Program areas at Southern Appalachian Wilderness Stewards
Stewardship (Field Crews, Rangers, Specialists): SAWS created 16 new jobs this year, hiring seasonals across the country to steward wild public land in the southeast as wilderness field crew leaders and members, wilderness rangers, and wilderness specialists. Among many stewardship highlights, SAWS cleared 28 miles of trail of vegetation, removed 1063 downed trees, and installed 186 wooden and stone steps. Our stewardship staff removed a whopping 799 pounds of trash while collecting important wilderness data and connecting with 3232 visitors in the field. In addition to SAWS mighty presence in the field, wilderness specialists also completed 52 technical wilderness character documents including detailed narratives of special wild places as well as scouring files and databases to compile key information and data about these places that will form a baseline for monitoring wilderness character indefinitely.
Training and Education: SAWS planned, organized, and executed the Southern Region's Wilderness Skills Institute (WSI), a free regional traditional tools and wilderness training for federal agency staff, partners, and volunteers across the southeast. SAWS co-hosts WSI with the U.S. Forest Service and Appalachian Trail Conservancy. In 2023 we were able to offer 8 separate courses for approximately 100 participants across 21 partner organizations and 11 national forests, and for 64 first time participants. In addition to WSI, SAWS was able to award another 134 crosscut saw certifications across the country as SAWS was sought outside our regular bootprint. We executed another 9 training courses including crosscut saw, wilderness 101, wilderness values, trail maintenance, and trail design and construction.
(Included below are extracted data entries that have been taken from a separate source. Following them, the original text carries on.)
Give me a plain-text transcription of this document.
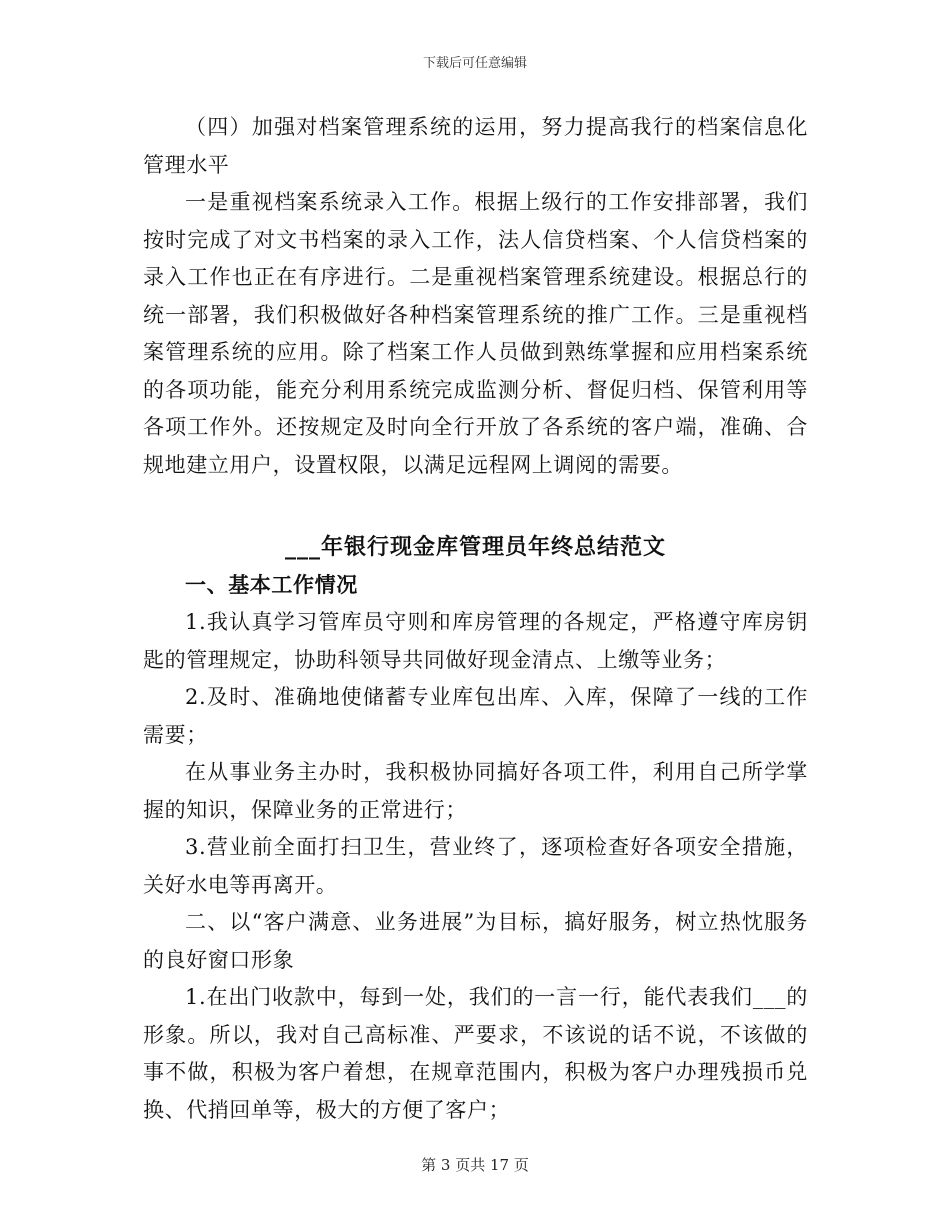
下载后可任意编辑

（四）加强对档案管理系统的运用，努力提高我行的档案信息化管理水平

一是重视档案系统录入工作。根据上级行的工作安排部署，我们按时完成了对文书档案的录入工作，法人信贷档案、个人信贷档案的录入工作也正在有序进行。二是重视档案管理系统建设。根据总行的统一部署，我们积极做好各种档案管理系统的推广工作。三是重视档案管理系统的应用。除了档案工作人员做到熟练掌握和应用档案系统的各项功能，能充分利用系统完成监测分析、督促归档、保管利用等各项工作外。还按规定及时向全行开放了各系统的客户端，准确、合规地建立用户，设置权限，以满足远程网上调阅的需要。

___年银行现金库管理员年终总结范文

一、基本工作情况

1.我认真学习管库员守则和库房管理的各规定，严格遵守库房钥匙的管理规定，协助科领导共同做好现金清点、上缴等业务；

2.及时、准确地使储蓄专业库包出库、入库，保障了一线的工作需要；

在从事业务主办时，我积极协同搞好各项工件，利用自己所学掌握的知识，保障业务的正常进行；

3.营业前全面打扫卫生，营业终了，逐项检查好各项安全措施，关好水电等再离开。

二、以“客户满意、业务进展”为目标，搞好服务，树立热忱服务的良好窗口形象

1.在出门收款中，每到一处，我们的一言一行，能代表我们___的形象。所以，我对自己高标准、严要求，不该说的话不说，不该做的事不做，积极为客户着想，在规章范围内，积极为客户办理残损币兑换、代捎回单等，极大的方便了客户；

第 3 页共 17 页
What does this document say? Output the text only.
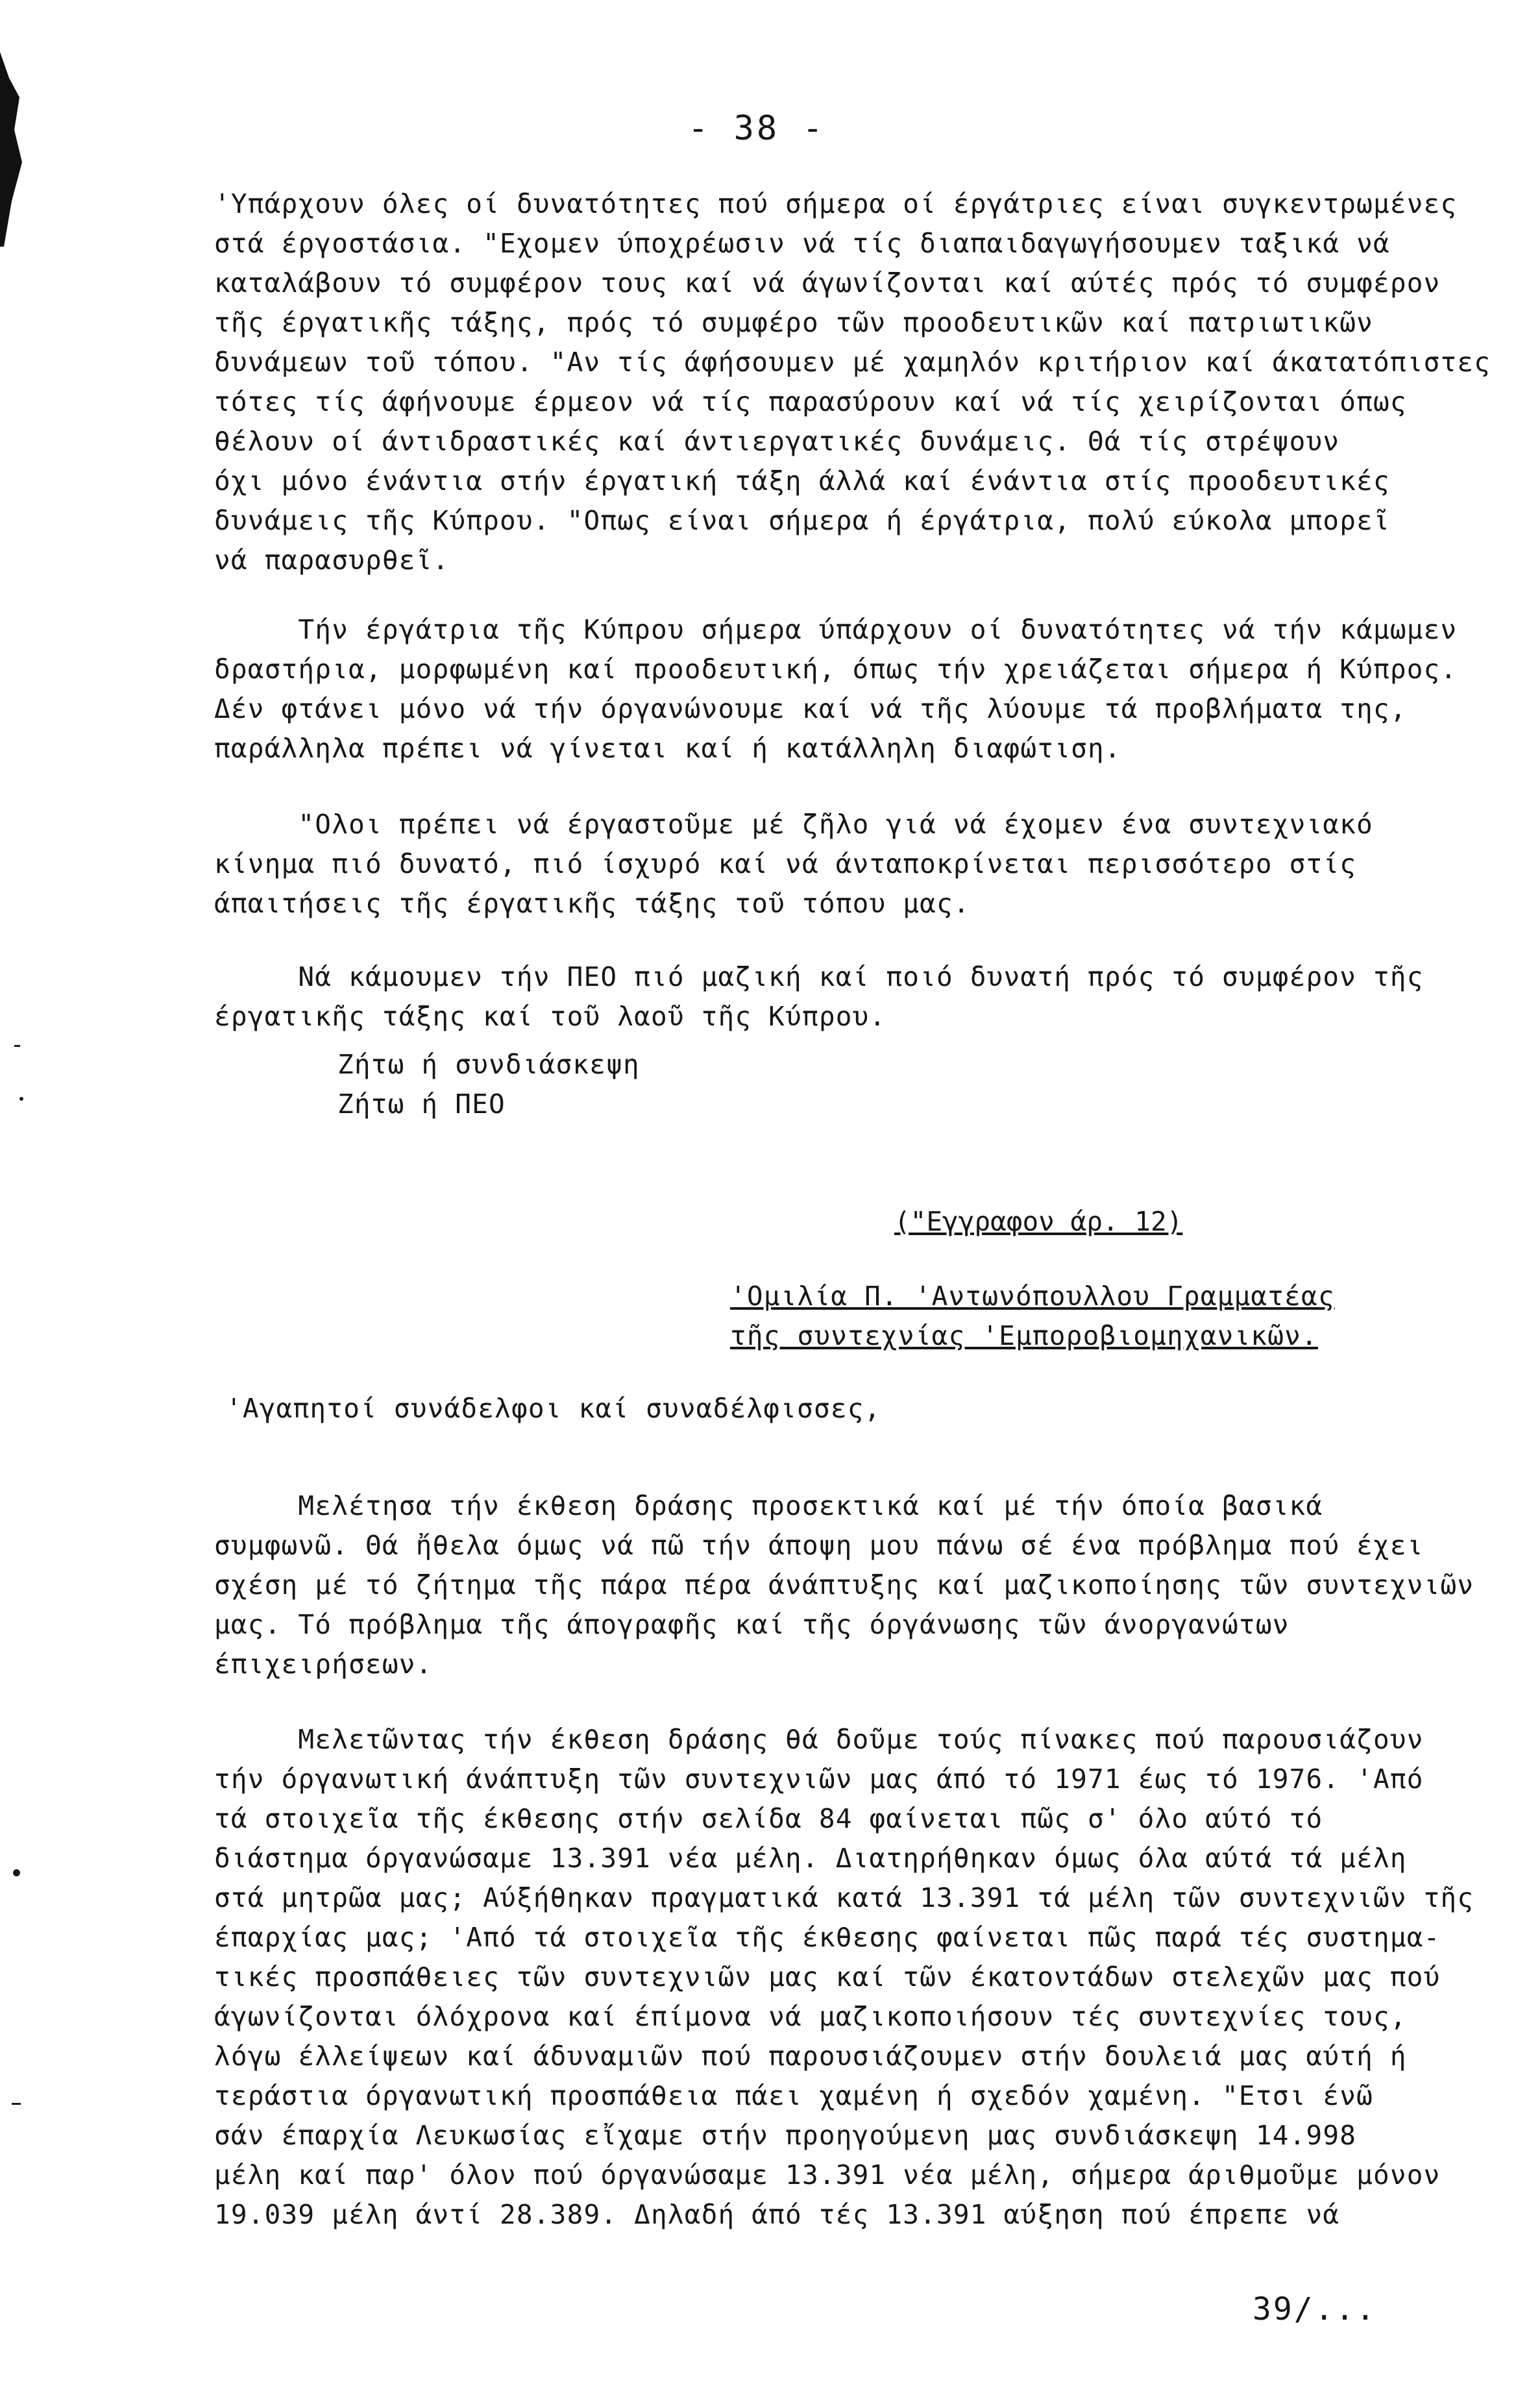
- 38 -
'Υπάρχουν όλες οί δυνατότητες πού σήμερα οί έργάτριες είναι συγκεντρωμένες
στά έργοστάσια. "Εχομεν ύποχρέωσιν νά τίς διαπαιδαγωγήσουμεν ταξικά νά
καταλάβουν τό συμφέρον τους καί νά άγωνίζονται καί αύτές πρός τό συμφέρον
τῆς έργατικῆς τάξης, πρός τό συμφέρο τῶν προοδευτικῶν καί πατριωτικῶν
δυνάμεων τοῦ τόπου. "Αν τίς άφήσουμεν μέ χαμηλόν κριτήριον καί άκατατόπιστες
τότες τίς άφήνουμε έρμεον νά τίς παρασύρουν καί νά τίς χειρίζονται όπως
θέλουν οί άντιδραστικές καί άντιεργατικές δυνάμεις. Θά τίς στρέψουν
όχι μόνο ένάντια στήν έργατική τάξη άλλά καί ένάντια στίς προοδευτικές
δυνάμεις τῆς Κύπρου. "Οπως είναι σήμερα ή έργάτρια, πολύ εύκολα μπορεῖ
νά παρασυρθεῖ.
Τήν έργάτρια τῆς Κύπρου σήμερα ύπάρχουν οί δυνατότητες νά τήν κάμωμεν
δραστήρια, μορφωμένη καί προοδευτική, όπως τήν χρειάζεται σήμερα ή Κύπρος.
Δέν φτάνει μόνο νά τήν όργανώνουμε καί νά τῆς λύουμε τά προβλήματα της,
παράλληλα πρέπει νά γίνεται καί ή κατάλληλη διαφώτιση.
"Ολοι πρέπει νά έργαστοῦμε μέ ζῆλο γιά νά έχομεν ένα συντεχνιακό
κίνημα πιό δυνατό, πιό ίσχυρό καί νά άνταποκρίνεται περισσότερο στίς
άπαιτήσεις τῆς έργατικῆς τάξης τοῦ τόπου μας.
Νά κάμουμεν τήν ΠΕΟ πιό μαζική καί ποιό δυνατή πρός τό συμφέρον τῆς
έργατικῆς τάξης καί τοῦ λαοῦ τῆς Κύπρου.
Ζήτω ή συνδιάσκεψη
Ζήτω ή ΠΕΟ
("Εγγραφον άρ. 12)
'Ομιλία Π. 'Αντωνόπουλλου Γραμματέας
τῆς συντεχνίας 'Εμποροβιομηχανικῶν.
'Αγαπητοί συνάδελφοι καί συναδέλφισσες,
Μελέτησα τήν έκθεση δράσης προσεκτικά καί μέ τήν όποία βασικά
συμφωνῶ. Θά ἤθελα όμως νά πῶ τήν άποψη μου πάνω σέ ένα πρόβλημα πού έχει
σχέση μέ τό ζήτημα τῆς πάρα πέρα άνάπτυξης καί μαζικοποίησης τῶν συντεχνιῶν
μας. Τό πρόβλημα τῆς άπογραφῆς καί τῆς όργάνωσης τῶν άνοργανώτων
έπιχειρήσεων.
Μελετῶντας τήν έκθεση δράσης θά δοῦμε τούς πίνακες πού παρουσιάζουν
τήν όργανωτική άνάπτυξη τῶν συντεχνιῶν μας άπό τό 1971 έως τό 1976. 'Από
τά στοιχεῖα τῆς έκθεσης στήν σελίδα 84 φαίνεται πῶς σ' όλο αύτό τό
διάστημα όργανώσαμε 13.391 νέα μέλη. Διατηρήθηκαν όμως όλα αύτά τά μέλη
στά μητρῶα μας; Αύξήθηκαν πραγματικά κατά 13.391 τά μέλη τῶν συντεχνιῶν τῆς
έπαρχίας μας; 'Από τά στοιχεῖα τῆς έκθεσης φαίνεται πῶς παρά τές συστημα-
τικές προσπάθειες τῶν συντεχνιῶν μας καί τῶν έκατοντάδων στελεχῶν μας πού
άγωνίζονται όλόχρονα καί έπίμονα νά μαζικοποιήσουν τές συντεχνίες τους,
λόγω έλλείψεων καί άδυναμιῶν πού παρουσιάζουμεν στήν δουλειά μας αύτή ή
τεράστια όργανωτική προσπάθεια πάει χαμένη ή σχεδόν χαμένη. "Ετσι ένῶ
σάν έπαρχία Λευκωσίας εἴχαμε στήν προηγούμενη μας συνδιάσκεψη 14.998
μέλη καί παρ' όλον πού όργανώσαμε 13.391 νέα μέλη, σήμερα άριθμοῦμε μόνον
19.039 μέλη άντί 28.389. Δηλαδή άπό τές 13.391 αύξηση πού έπρεπε νά
39/...
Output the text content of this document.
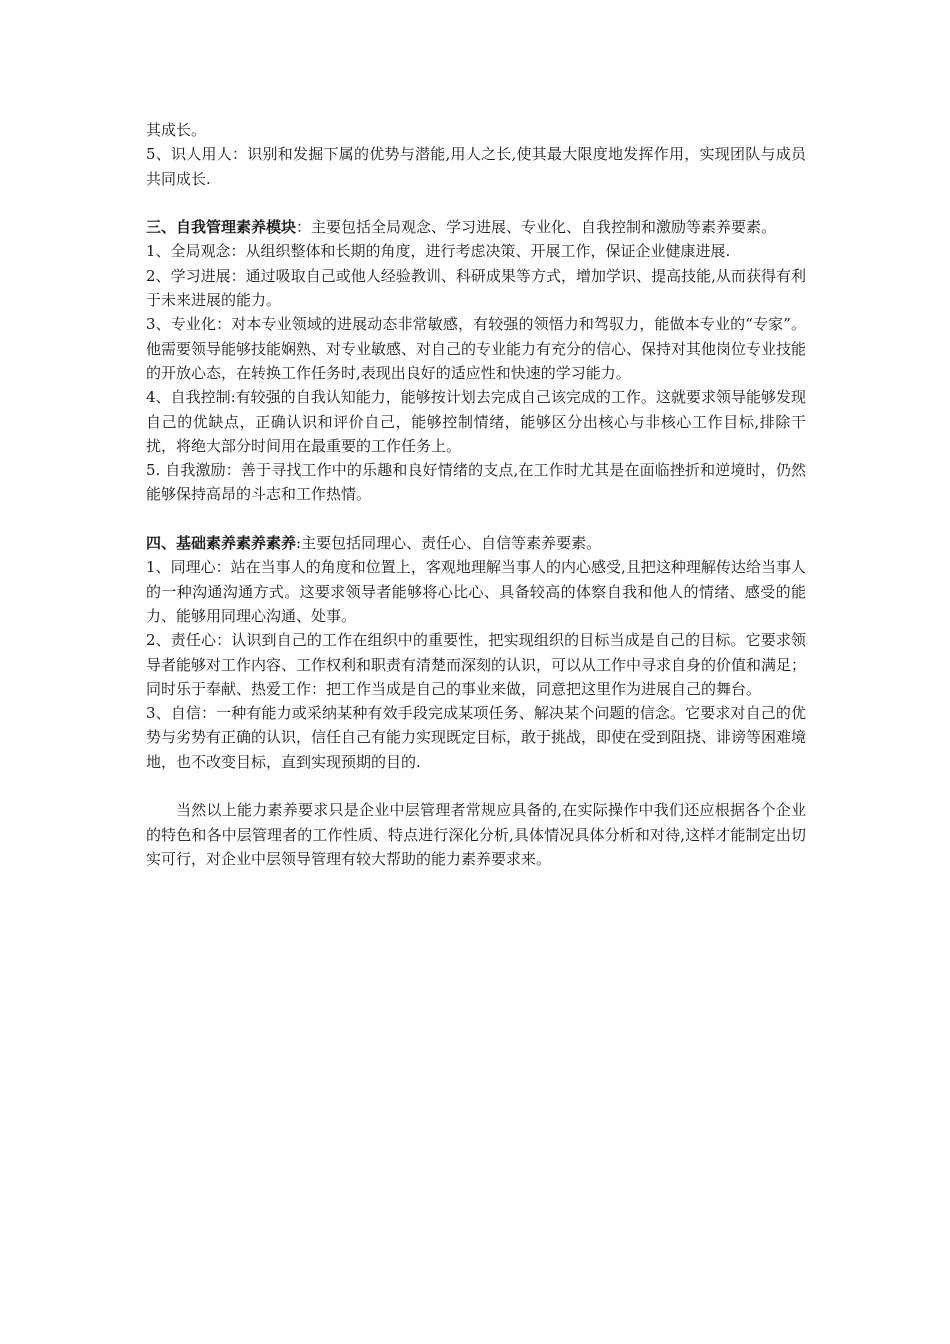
其成长。

5、识人用人：识别和发掘下属的优势与潜能,用人之长,使其最大限度地发挥作用，实现团队与成员共同成长.

三、自我管理素养模块：主要包括全局观念、学习进展、专业化、自我控制和激励等素养要素。

1、全局观念：从组织整体和长期的角度，进行考虑决策、开展工作，保证企业健康进展.

2、学习进展：通过吸取自己或他人经验教训、科研成果等方式，增加学识、提高技能,从而获得有利于未来进展的能力。

3、专业化：对本专业领域的进展动态非常敏感，有较强的领悟力和驾驭力，能做本专业的“专家”。他需要领导能够技能娴熟、对专业敏感、对自己的专业能力有充分的信心、保持对其他岗位专业技能的开放心态，在转换工作任务时,表现出良好的适应性和快速的学习能力。

4、自我控制:有较强的自我认知能力，能够按计划去完成自己该完成的工作。这就要求领导能够发现自己的优缺点，正确认识和评价自己，能够控制情绪，能够区分出核心与非核心工作目标,排除干扰，将绝大部分时间用在最重要的工作任务上。

5. 自我激励：善于寻找工作中的乐趣和良好情绪的支点,在工作时尤其是在面临挫折和逆境时，仍然能够保持高昂的斗志和工作热情。

四、基础素养素养素养:主要包括同理心、责任心、自信等素养要素。

1、同理心：站在当事人的角度和位置上，客观地理解当事人的内心感受,且把这种理解传达给当事人的一种沟通沟通方式。这要求领导者能够将心比心、具备较高的体察自我和他人的情绪、感受的能力、能够用同理心沟通、处事。

2、责任心：认识到自己的工作在组织中的重要性，把实现组织的目标当成是自己的目标。它要求领导者能够对工作内容、工作权利和职责有清楚而深刻的认识，可以从工作中寻求自身的价值和满足；同时乐于奉献、热爱工作：把工作当成是自己的事业来做，同意把这里作为进展自己的舞台。

3、自信：一种有能力或采纳某种有效手段完成某项任务、解决某个问题的信念。它要求对自己的优势与劣势有正确的认识，信任自己有能力实现既定目标，敢于挑战，即使在受到阻挠、诽谤等困难境地，也不改变目标，直到实现预期的目的.

当然以上能力素养要求只是企业中层管理者常规应具备的,在实际操作中我们还应根据各个企业的特色和各中层管理者的工作性质、特点进行深化分析,具体情况具体分析和对待,这样才能制定出切实可行，对企业中层领导管理有较大帮助的能力素养要求来。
Partnership and Outreach: SAWS participated in or hosted 78 stewardship events with 35 being volunteer, 26 education, and 17 community events across our bootprint. SAWS accumulated 36,900 stewardship hours that covered 9 states and 45 wildernesses in 2022 alone. One large outreach event SAWS plans and co-hosts is The Bridge Program, a candidate hub focused on people of color and underrepresented backgrounds in the environmental sector. We offer career navigation support, professional development, networking with like-minded candidates and intentional employers, as well as vetted job posting opportunities. The Bridge Program worked with hundreds of underrepresented candidates and helped them secure a wide range of environmental jobs in communications, policy, law, operations, sales, development, philanthropy, human resources, and more. We also interacted with 26 teachers and 150 students in public schools and community events.